No mais recente episódio do podcast Sobre Carris (publicado em fevereiro de 2026), Carlos Cipriano, Diogo Ferreira Nunes e Ruben Martins discutiram o problema insólito que tem causado a supressão de comboios na Linha do Vouga: a falta de PDA's (Personal Digital Assistants).
Deixamos aqui um resumo dos pontos principais abordados sobre este tema:
1. O que são e para que servem estes PDA's?
Diferente do que acontece noutras linhas, na Linha do Vouga os PDA's não são usados apenas para a venda ou validação de bilhetes. Eles são dispositivos de segurança críticos.
• Comunicação: O sistema de sinalização da linha (o SISE - Sistema Integrado de Sinalização e Exploração) exige que o revisor comunique com o Centro de Comando Operacional (CCO) de Contumil através deste aparelho.
• Autorização de Partida: O revisor utiliza o PDA para assinalar a posição do comboio numa estação e pedir "cantão" (autorização) para seguir até à próxima. Sem este dispositivo, o comboio não terá autorização de segurança para circular.
2. A gravidade do problema
• Equipamento Obsoleto: Os aparelhos utilizados são antigos e já não existem no mercado para compra.
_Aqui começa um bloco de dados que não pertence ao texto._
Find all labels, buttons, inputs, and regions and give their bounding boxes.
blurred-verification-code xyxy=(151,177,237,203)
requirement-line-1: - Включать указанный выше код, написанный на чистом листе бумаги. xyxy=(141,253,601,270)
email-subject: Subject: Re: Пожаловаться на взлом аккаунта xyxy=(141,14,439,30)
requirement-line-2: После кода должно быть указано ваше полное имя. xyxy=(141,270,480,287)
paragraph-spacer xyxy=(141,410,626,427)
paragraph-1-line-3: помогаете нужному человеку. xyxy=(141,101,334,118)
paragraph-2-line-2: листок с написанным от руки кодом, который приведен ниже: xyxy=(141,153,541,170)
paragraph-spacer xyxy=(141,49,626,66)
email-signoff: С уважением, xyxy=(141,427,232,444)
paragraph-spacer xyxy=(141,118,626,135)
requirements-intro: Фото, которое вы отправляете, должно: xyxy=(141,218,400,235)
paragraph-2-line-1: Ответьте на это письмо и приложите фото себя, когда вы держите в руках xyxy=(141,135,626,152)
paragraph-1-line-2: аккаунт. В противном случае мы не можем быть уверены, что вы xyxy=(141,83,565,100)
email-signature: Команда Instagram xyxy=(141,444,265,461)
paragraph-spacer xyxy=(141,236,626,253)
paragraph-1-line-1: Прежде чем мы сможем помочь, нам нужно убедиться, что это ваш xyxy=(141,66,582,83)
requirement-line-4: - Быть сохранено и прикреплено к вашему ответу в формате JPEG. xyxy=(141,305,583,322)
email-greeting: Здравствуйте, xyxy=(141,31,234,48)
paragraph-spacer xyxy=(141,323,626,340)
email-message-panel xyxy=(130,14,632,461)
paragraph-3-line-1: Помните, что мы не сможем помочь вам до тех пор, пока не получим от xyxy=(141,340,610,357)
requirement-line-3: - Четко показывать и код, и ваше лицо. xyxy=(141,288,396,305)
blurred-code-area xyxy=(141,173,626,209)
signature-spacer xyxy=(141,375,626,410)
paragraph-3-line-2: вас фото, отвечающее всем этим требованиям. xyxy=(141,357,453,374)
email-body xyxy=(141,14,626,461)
Além disso, o software é "vetusto" e a empresa que o desenvolveu já não opera no mercado, o que impossibilita atualizações ou grandes reparações.
• Escassez Crítica: A CP ficou com um stock tão reduzido (devido a avarias e até ao desaparecimento de uma unidade) que deixou de ter equipamentos suficientes para todas as circulações previstas.
• Supressões de Comboios: Nos últimos tempos, comboios entre Aveiro e Sernada do Vouga foram suprimidos não por avaria da automotora ou falta de pessoal, mas simplesmente porque não havia um PDA disponível para entregar ao revisor antes do início do serviço.
3. A Crítica do Podcast
Os comentadores do Sobre Carris destacaram o absurdo da situação:
• Falta de Investimento: Apontam para o desleixo histórico na Linha do Vouga (a única de via estreita em funcionamento em Portugal), onde problemas aparentemente pequenos, mas estruturais, como este, acabam por paralisar o serviço.
• Soluções de Substituição: Quando um comboio é suprimido por este motivo, a CP tem recorrido a autocarros de substituição, o que degrada a qualidade do serviço e afasta os passageiros.
• Inércia da IP e CP: O podcast critica o facto de a Infraestruturas de Portugal (IP) e a CP não terem conseguido encontrar uma solução tecnológica moderna ou uma adaptação para este sistema, deixando a linha à mercê de dispositivos eletrónicos que estão a chegar ao fim da sua vida útil.
Em suma, o episódio utiliza o caso dos PDA's como uma metáfora para a fragilidade da Linha do Vouga, onde a operação pode colapsar devido à falta de um simples dispositivo portátil que já nem se fabrica.